You've probably heard by now that Warner Bros. is looking to revive the Tomb Raider franchise--mostly likely in an attempt to fill the female superhero void thats starting to grow wider with every caped and spandexed crusader that hits the screen. I mean, aside from Street Fighter: The Legend of Chun-Li, there doesn't seem to be any other female-driven action film on the horizon.
Unfortunately, they're not looking to re-up Angelina Jolie's contract. I'm not sure if it's because:
1) She's too expensive now that she's practically A-list,
2) She has--count 'em--six kids,
3) Or she's been gunning for an Oscar for the last two years and can't be bothered with low-grade action films.
I would cancel out #3 if only because she's rumored to be attached to a Bourne-type thriller, slated for 2010. Number two can get nixed since, according to her, the more action she does, the more her sons thinks she's awesome. That leaves us with numero uno, but I can't imagine that they wouldn't be able to afford her. With the revival of the franchise and the almost certain revision of the video game, they should be able to cover her salary and execute a graphically impressive action film.
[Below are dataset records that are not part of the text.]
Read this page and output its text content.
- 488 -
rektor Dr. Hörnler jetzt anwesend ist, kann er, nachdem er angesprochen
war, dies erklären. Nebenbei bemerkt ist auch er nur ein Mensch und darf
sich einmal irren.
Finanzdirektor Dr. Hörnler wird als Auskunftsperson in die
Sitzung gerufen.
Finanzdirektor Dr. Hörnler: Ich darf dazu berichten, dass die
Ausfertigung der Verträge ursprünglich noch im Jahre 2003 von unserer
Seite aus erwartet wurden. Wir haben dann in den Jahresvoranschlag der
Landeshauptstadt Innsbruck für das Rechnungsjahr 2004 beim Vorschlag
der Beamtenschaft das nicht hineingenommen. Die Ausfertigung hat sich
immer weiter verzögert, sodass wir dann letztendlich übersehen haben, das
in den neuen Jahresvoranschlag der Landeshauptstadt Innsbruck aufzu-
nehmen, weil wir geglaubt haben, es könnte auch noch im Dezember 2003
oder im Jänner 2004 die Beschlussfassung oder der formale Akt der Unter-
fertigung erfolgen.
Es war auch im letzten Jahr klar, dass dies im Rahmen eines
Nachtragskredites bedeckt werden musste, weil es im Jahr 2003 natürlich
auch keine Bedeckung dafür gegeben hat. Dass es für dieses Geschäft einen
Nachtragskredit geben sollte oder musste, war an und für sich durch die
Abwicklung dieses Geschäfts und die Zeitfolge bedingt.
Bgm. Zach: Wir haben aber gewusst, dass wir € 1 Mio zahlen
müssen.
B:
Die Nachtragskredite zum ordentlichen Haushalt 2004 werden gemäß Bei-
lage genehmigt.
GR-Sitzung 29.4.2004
Maybe, just maybe, it's because she's a 33-year-old woman who looks like she's in her mid-40s--hot, but old. I mean, the woman played Colin Farrell's mother in Alexander--his mother, not his older sister, his mother. Perhaps, they're interested in someone who can hold up the franchise for a longer period of time and with a little more dedication, someone who's willing to spend six months promoting the film and playing the PR game, someone who has absolutely no obligations whatsoever.
Either way, one thing is for sure: they aim to reinvent the character the same way that Chris Nolan turned Batman into a Dark Knight and McG transported the Terminator franchise from the present into the future. According to the producers, Lara Croft won't have the same personality, background, enemy, love interest or mission anymore. So basically the only thing that's staying the same is her signature uniform and her profession. Hmmm.
So what young lady should be blessed with a sure-fire three-picture deal? Everyone is, of course, name-dropping the uber mysterious vixen Megan Fox. But for some reason, I have no recollection of ever actually hearing that girl speak. I'll give her credit for holding her own and not playing the damsel in distress in Transformers, but can she carry an entire movie practically by herself? I dunno. Any other suggestions?